Colette's Story of Survival
Colette was watching television one night after her husband had gone to bed. She had one eye on the TV and the other on the partially opened door to her son's bedroom where she could see him asleep amidst his Legos and bedtime buddies.
Then a thud struck her chest. "It felt like my heart sped up and started palpitating," Colette said. When the pain didn't go away after a minute, she woke up her husband and they called an ambulance.
Colette was stunned by the diagnosis: lung cancer. And the doctors impressed on her the need to schedule an operation very soon. So not long after, Colette headed to the hospital fearing the worst.
"I felt sorry for myself the morning of the surgery. I felt sad. I kind of knew what the end results would be. I was still in denial. I remember the surgeon explaining to me taking one CAT scan and comparing it to another and saying to me the reason why he thinks his suspicions would be confirmed after the surgery was he compared the initial scan to the second scan and he explained to me even though the mass had not grown in size it had thickened."
"It felt like my heart sped up and started palpitating."
Collette: It was very late at night. I was the only one up. From where I was I could see my son's bedroom door partially opened. I felt like a thud in my chest and I remember that moment of being so alone. I thought about him being an orphan. I thought about who would care for him the way his mom cares for him because not even dad can do that. That was the scariest part for me. You appear without any signs or warnings and you're a coward.

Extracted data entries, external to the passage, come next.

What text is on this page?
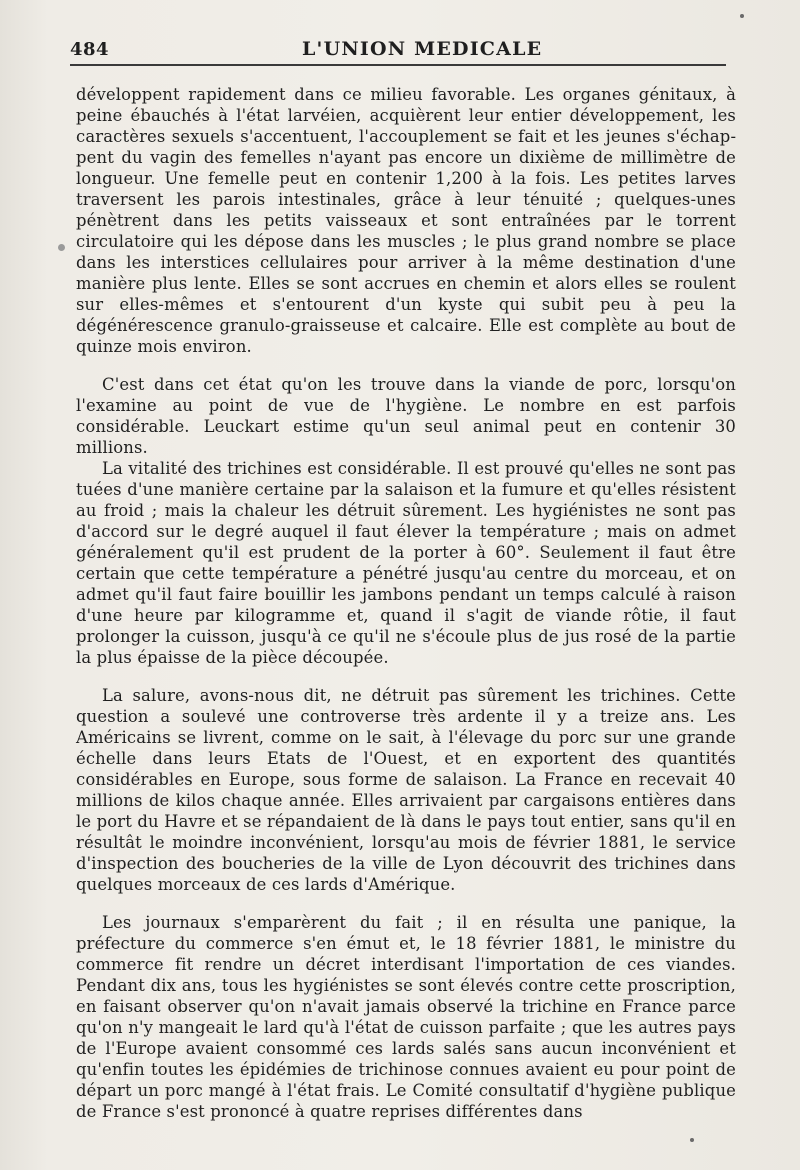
484	L'UNION MEDICALE

développent rapidement dans ce milieu favorable. Les organes génitaux, à peine ébauchés à l'état larvéien, acquièrent leur entier développement, les caractères sexuels s'accentuent, l'accouplement se fait et les jeunes s'échappent du vagin des femelles n'ayant pas encore un dixième de millimètre de longueur. Une femelle peut en contenir 1,200 à la fois. Les petites larves traversent les parois intestinales, grâce à leur ténuité ; quelques-unes pénètrent dans les petits vaisseaux et sont entraînées par le torrent circulatoire qui les dépose dans les muscles ; le plus grand nombre se place dans les interstices cellulaires pour arriver à la même destination d'une manière plus lente. Elles se sont accrues en chemin et alors elles se roulent sur elles-mêmes et s'entourent d'un kyste qui subit peu à peu la dégénérescence granulo-graisseuse et calcaire. Elle est complète au bout de quinze mois environ.

C'est dans cet état qu'on les trouve dans la viande de porc, lorsqu'on l'examine au point de vue de l'hygiène. Le nombre en est parfois considérable. Leuckart estime qu'un seul animal peut en contenir 30 millions.

La vitalité des trichines est considérable. Il est prouvé qu'elles ne sont pas tuées d'une manière certaine par la salaison et la fumure et qu'elles résistent au froid ; mais la chaleur les détruit sûrement. Les hygiénistes ne sont pas d'accord sur le degré auquel il faut élever la température ; mais on admet généralement qu'il est prudent de la porter à 60°. Seulement il faut être certain que cette température a pénétré jusqu'au centre du morceau, et on admet qu'il faut faire bouillir les jambons pendant un temps calculé à raison d'une heure par kilogramme et, quand il s'agit de viande rôtie, il faut prolonger la cuisson, jusqu'à ce qu'il ne s'écoule plus de jus rosé de la partie la plus épaisse de la pièce découpée.

La salure, avons-nous dit, ne détruit pas sûrement les trichines. Cette question a soulevé une controverse très ardente il y a treize ans. Les Américains se livrent, comme on le sait, à l'élevage du porc sur une grande échelle dans leurs Etats de l'Ouest, et en exportent des quantités considérables en Europe, sous forme de salaison. La France en recevait 40 millions de kilos chaque année. Elles arrivaient par cargaisons entières dans le port du Havre et se répandaient de là dans le pays tout entier, sans qu'il en résultât le moindre inconvénient, lorsqu'au mois de février 1881, le service d'inspection des boucheries de la ville de Lyon découvrit des trichines dans quelques morceaux de ces lards d'Amérique.

Les journaux s'emparèrent du fait ; il en résulta une panique, la préfecture du commerce s'en émut et, le 18 février 1881, le ministre du commerce fit rendre un décret interdisant l'importation de ces viandes. Pendant dix ans, tous les hygiénistes se sont élevés contre cette proscription, en faisant observer qu'on n'avait jamais observé la trichine en France parce qu'on n'y mangeait le lard qu'à l'état de cuisson parfaite ; que les autres pays de l'Europe avaient consommé ces lards salés sans aucun inconvénient et qu'enfin toutes les épidémies de trichinose connues avaient eu pour point de départ un porc mangé à l'état frais. Le Comité consultatif d'hygiène publique de France s'est prononcé à quatre reprises différentes dans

Collette: My name is Collette. I'm a survivor. I'm here and I'm willing to fight you.
"It was a solitary mass by itself, cancer likes to be alone, because cancer's greedy."
Colette was lucky to have a fellow survivor in her life who showed her that this was just the beginning of the rest of her life.
"The first person who gave me an inkling that I would survive this is this dear woman by the name of Julie. She was my son's second-grade teacher and a fellow survivor. When I explained everything to her she says lung cancer is not the end of your life, let's get a plan."